Mais cela n'en arrangerait-il pas plus d'un, voire cela ne serait-il pas recherché ? François Bayrou dans son discours de clôture de l'Université d'été des jeunes UDF du 2 septembre 2006 à La Grande Motte, s'en prenait aux «détenteurs de ces immenses puissances, de ces forces de frappe industrielles et médiatiques qui jouent un si grand rôle dans la formation de l'opinion», et au «lien d'intimité et d'intérêt entre ces puissances et le pouvoir, actuel ou futur».

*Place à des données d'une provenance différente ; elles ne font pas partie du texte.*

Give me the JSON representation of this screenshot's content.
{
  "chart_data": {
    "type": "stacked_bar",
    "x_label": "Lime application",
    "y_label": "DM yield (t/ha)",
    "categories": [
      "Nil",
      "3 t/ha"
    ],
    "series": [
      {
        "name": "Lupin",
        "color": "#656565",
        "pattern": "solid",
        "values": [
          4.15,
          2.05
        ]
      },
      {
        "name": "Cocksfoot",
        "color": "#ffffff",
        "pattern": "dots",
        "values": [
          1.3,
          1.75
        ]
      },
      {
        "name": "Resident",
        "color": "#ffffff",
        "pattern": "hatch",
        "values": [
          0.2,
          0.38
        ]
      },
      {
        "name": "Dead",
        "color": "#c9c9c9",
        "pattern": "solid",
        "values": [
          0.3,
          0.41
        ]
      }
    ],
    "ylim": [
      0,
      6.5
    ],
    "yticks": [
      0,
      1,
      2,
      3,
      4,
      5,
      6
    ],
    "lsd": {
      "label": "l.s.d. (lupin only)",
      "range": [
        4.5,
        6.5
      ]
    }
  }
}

Déjà fin 2001 dans Relève chez Grasset, il vilipendait «la culture de cour», «la fréquentation des influents», «les carrières (...) par la faveur», «les ambitions (…), cherchant la faveur du prince, ou la faveur des favoris, et même celle des favoris des favoris». Et Philippe Meyer en 2002 avec son Démolition avant travaux chez Robert Laffont poursuivait la même réflexion, qu'on pourrait d'ailleurs élargir à d'autres que Bouygues, Dassault ou Lagardère. Exemples : Arnault, Bolloré, Lucas (Crédit Mutuel), Niel, Pinault, Rothschild...

«L'état de dépendance de ces compagnies à l'égard des pouvoirs publics conduit (...) à des censures, à des autocensures et à des complaisances (...). Il constitue aussi l'une des explications du trop d'intérêt que les médias accordent aux hommes politiques et à leurs partis, du trop d'espace qu'ils réservent aux appareils d'État et à leurs dirigeants et du peu de place et de travail qu'ils consacrent à observer la société et à chercher à la comprendre.

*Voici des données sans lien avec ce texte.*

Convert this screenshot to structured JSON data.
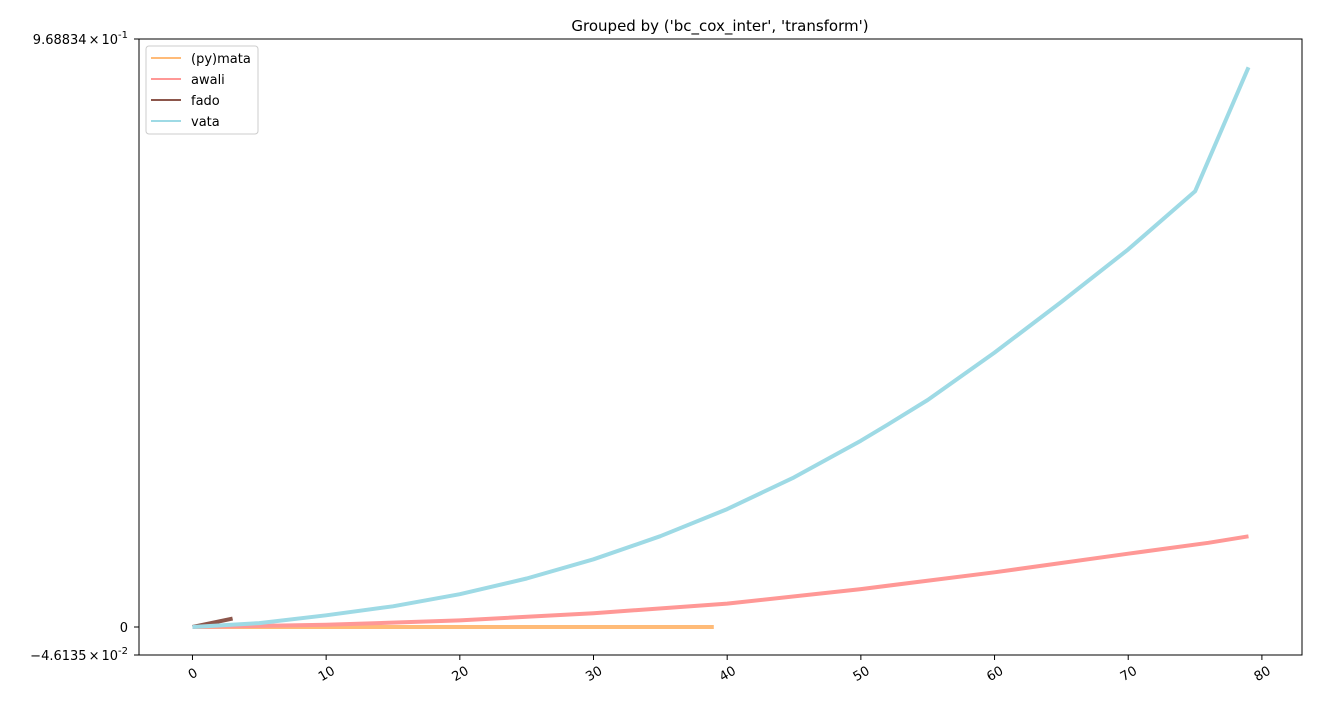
{
  "chart_data": {
    "type": "line",
    "title": "Grouped by ('bc_cox_inter', 'transform')",
    "xlabel": "",
    "ylabel": "",
    "xlim": [
      -4,
      83
    ],
    "ylim": [
      -0.046135,
      0.968834
    ],
    "x_ticks": [
      0,
      10,
      20,
      30,
      40,
      50,
      60,
      70,
      80
    ],
    "y_tick_labels": {
      "top": {
        "mantissa": "9.68834",
        "exponent": "-1",
        "value": 0.968834
      },
      "zero": {
        "label": "0",
        "value": 0
      },
      "bottom": {
        "mantissa": "−4.6135",
        "exponent": "-2",
        "value": -0.046135
      }
    },
    "times_sign": "×",
    "base": "10",
    "legend_position": "upper-left",
    "grid": false,
    "series": [
      {
        "name": "(py)mata",
        "color": "#ffbb78",
        "x": [
          0,
          5,
          10,
          15,
          20,
          25,
          30,
          35,
          39
        ],
        "y": [
          0,
          0,
          0,
          0,
          0,
          0,
          0,
          0,
          0
        ]
      },
      {
        "name": "awali",
        "color": "#ff9896",
        "x": [
          0,
          10,
          20,
          30,
          40,
          50,
          60,
          70,
          76,
          79
        ],
        "y": [
          0,
          0.0037,
          0.0109,
          0.0227,
          0.0386,
          0.0624,
          0.0901,
          0.1207,
          0.1388,
          0.1495
        ]
      },
      {
        "name": "fado",
        "color": "#8c564b",
        "x": [
          0,
          3
        ],
        "y": [
          0,
          0.0138
        ]
      },
      {
        "name": "vata",
        "color": "#9edae5",
        "x": [
          0,
          5,
          10,
          15,
          20,
          25,
          30,
          35,
          40,
          45,
          50,
          52,
          55,
          60,
          65,
          70,
          75,
          79
        ],
        "y": [
          0,
          0.0065,
          0.0192,
          0.0341,
          0.054,
          0.0799,
          0.1115,
          0.1496,
          0.1942,
          0.2465,
          0.3069,
          0.3334,
          0.3741,
          0.4521,
          0.5357,
          0.6222,
          0.7179,
          0.9222
        ]
      }
    ]
  }
}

«La presse française d'information générale, écrite ou électronique, continuait Philippe Meyer, est un mélange d'informations sur et pour le microcosme et de séquences divertissantes ou futiles. Les secondes amusent la galerie et les premières fortifient continûment le caractère incestueux des relations entre les pouvoirs politique, financier, culturel et le prétendu quatrième pouvoir, qui a renoncé à être autre chose que le partenaire des trois autres».

Et il concluait que ce système verrouillé est incompatible «avec ce que la démocratie suppose de fluidité, d'égalité d'accès aux moyens d'agir, d'apprendre, de dire, de savoir, de débattre». Et puis, "Porter à la connaissance du public" n'a rien à voir avec "exercer une action sur le public". Lord Northcliffe, patron de presse, disait en 1903 : «Quelque part, quelqu'un cache quelque chose. Là se situe l'information, tout le reste n'est que de la publicité».